Бытует модное мнение, что планета наша тесновата, иные за рубежом
воинственность оправдывают теснотой. Океан у меня не просто Тихий океан, это
символ простора. Я хотел доказать, что впереди простор у человечества.
- Но вы не способны доказать, - возразил физик. - Доказывает наука
опытами, точными цифрами. А наука в наше время так сложна, так глубока и
содержательна, она не по плечу дилетанту. Каждая лаборатория - это же цех,
синхрофазотрон - целый завод. Открытия не делаются за письменным столом,
ваши кустарные рассуждения только отнимают время у специалистов. Уверяю вас,
мы справимся без вас. Сделаем все, что потребуется, рассчитаем на сто лет
вперед. И океаны ваши осушим, новые нальем тоже. Но не убогими насосиками.
Прошу вас, не пишите про насосы, расскажите нам о людях. Вы писатель, люди у
вас получаются. Этот японский юноша, возненавидевший океан, угнетающий его
родной остров, превосходен, просто великолепен. (Преувеличенные эпитеты за
счет вина.)
- Владик, ты хотел нам Эльбрус показать, - сказала блондинка капризным
тоном. - Там чудные слайды: канатная дорога и я на такусенькой жердочке.
Физик с энтузиазмом переключился:
- Сейчас, ребята, поскучайте минуточку. Я подберу по порядку.
И исчез за дверью. Дальмира взяла меня за руки, заглянула в глаза: - Вы
не обиделись? - Честно говоря, обиделся. Выражаясь высокопарно: "Я - это мои
книги". Возможно, я и жить не захочу, если пойму, что мне не стоит писать.
- А я могу не писать, могу не работать, не убирать и не готовить обед.
Могу лежать на диване и не думать. Скучно? Вот почему я такая скучная,
объясните, инженер человеческих душ.
Выпил я лишнее, а то бы не взялся отвечать на такие вопросы
- Вам скучно потому, что вы имеете возможность лежать и не думать.

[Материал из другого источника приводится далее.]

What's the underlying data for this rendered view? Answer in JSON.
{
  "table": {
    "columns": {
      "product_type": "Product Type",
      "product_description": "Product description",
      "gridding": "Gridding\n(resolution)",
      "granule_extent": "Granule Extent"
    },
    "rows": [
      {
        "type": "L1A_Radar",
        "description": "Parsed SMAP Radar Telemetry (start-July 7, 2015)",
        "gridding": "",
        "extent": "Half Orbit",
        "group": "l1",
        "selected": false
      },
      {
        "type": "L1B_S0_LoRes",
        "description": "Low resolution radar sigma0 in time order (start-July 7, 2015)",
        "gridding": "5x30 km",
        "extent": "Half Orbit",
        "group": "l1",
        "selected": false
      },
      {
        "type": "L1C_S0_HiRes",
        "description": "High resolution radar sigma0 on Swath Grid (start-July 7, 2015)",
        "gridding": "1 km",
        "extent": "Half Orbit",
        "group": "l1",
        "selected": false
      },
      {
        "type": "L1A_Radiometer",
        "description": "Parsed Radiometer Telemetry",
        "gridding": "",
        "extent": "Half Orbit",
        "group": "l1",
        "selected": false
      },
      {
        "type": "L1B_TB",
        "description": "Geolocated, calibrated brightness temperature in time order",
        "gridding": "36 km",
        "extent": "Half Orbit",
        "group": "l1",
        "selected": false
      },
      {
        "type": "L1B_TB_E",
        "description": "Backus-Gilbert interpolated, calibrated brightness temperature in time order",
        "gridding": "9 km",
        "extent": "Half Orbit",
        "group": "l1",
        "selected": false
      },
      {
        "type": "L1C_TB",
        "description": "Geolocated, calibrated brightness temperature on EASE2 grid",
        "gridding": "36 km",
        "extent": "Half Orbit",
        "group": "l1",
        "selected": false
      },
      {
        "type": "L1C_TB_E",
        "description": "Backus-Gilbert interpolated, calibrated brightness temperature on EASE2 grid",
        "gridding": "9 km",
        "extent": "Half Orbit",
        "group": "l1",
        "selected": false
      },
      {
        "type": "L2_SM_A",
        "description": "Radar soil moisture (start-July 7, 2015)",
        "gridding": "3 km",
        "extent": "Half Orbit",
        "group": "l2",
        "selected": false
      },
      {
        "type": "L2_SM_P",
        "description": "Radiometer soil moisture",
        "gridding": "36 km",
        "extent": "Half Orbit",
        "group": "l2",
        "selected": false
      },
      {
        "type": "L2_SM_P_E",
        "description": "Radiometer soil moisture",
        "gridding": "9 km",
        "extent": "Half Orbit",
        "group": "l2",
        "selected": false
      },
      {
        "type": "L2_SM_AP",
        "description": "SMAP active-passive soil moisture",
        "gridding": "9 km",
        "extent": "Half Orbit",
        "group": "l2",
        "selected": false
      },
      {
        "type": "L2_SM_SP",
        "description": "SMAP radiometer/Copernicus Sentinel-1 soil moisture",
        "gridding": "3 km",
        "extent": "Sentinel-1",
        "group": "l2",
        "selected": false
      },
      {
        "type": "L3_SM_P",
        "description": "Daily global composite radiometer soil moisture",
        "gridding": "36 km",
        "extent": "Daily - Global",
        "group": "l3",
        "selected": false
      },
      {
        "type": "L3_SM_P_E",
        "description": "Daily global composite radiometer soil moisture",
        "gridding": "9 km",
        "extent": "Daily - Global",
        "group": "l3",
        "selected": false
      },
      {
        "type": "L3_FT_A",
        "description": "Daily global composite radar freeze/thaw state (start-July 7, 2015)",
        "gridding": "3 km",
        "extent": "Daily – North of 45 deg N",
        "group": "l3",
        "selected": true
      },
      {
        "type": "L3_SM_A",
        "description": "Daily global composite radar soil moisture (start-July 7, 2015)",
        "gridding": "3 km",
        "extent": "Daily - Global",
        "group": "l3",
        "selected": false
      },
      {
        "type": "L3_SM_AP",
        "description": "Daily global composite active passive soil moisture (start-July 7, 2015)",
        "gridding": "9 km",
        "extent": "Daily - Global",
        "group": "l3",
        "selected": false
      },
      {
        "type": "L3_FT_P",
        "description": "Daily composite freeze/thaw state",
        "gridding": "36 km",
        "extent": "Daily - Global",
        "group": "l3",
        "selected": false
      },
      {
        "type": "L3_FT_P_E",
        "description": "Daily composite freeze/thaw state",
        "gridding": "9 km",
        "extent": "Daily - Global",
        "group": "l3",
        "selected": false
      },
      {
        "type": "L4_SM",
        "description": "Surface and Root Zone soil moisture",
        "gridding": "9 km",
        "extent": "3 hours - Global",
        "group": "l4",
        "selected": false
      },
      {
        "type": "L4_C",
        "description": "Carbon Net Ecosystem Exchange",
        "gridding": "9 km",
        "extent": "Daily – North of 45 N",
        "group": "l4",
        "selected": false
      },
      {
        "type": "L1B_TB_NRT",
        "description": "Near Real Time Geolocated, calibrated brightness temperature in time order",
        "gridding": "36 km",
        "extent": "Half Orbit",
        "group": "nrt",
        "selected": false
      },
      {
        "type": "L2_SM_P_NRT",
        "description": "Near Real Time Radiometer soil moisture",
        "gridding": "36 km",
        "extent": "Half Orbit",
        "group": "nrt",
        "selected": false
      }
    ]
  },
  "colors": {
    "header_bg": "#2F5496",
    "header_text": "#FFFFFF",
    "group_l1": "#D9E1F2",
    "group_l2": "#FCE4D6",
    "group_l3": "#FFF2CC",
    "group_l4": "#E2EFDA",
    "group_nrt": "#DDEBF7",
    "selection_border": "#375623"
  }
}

Женщине вообще скучно, если у нее нет детей. Это избитая истина, но избитые
истины тоже бывают справедливыми, даже чаще, чем парадоксы.
- А зачем дети? - протянула она. - Ведь дети - повторение пройденного. Ну
будет у меня девочка, я научу ее говорить, читать. Станет она читать про
любовь, мечтать о. любви, искать, пробовать, менять. И годам к тридцати
поймет, что все мужчины одинаковы. Как я поняла. Но еще через тридцать лет.
Я молчал. Мне ее переживания казались надуманными. - А вы не считаете,
что все мужчины одинаковы? - Вам виднее. Вероятно, одинаковы. Все, кроме
любимого. И тут она поцеловала меня. Прижалась, впилась губами. Губы были
горячие, липкие и сладкие от вина, а глаза открыты и смотрели холодно,
словно приглядывались: "А ты как любишь, инженер душ? Как все или
по-особенному?" Из соседней комнаты послышался голос физика: - Ребята, вы не
скучаете там? Сейчас я приду, я уже заканчиваю.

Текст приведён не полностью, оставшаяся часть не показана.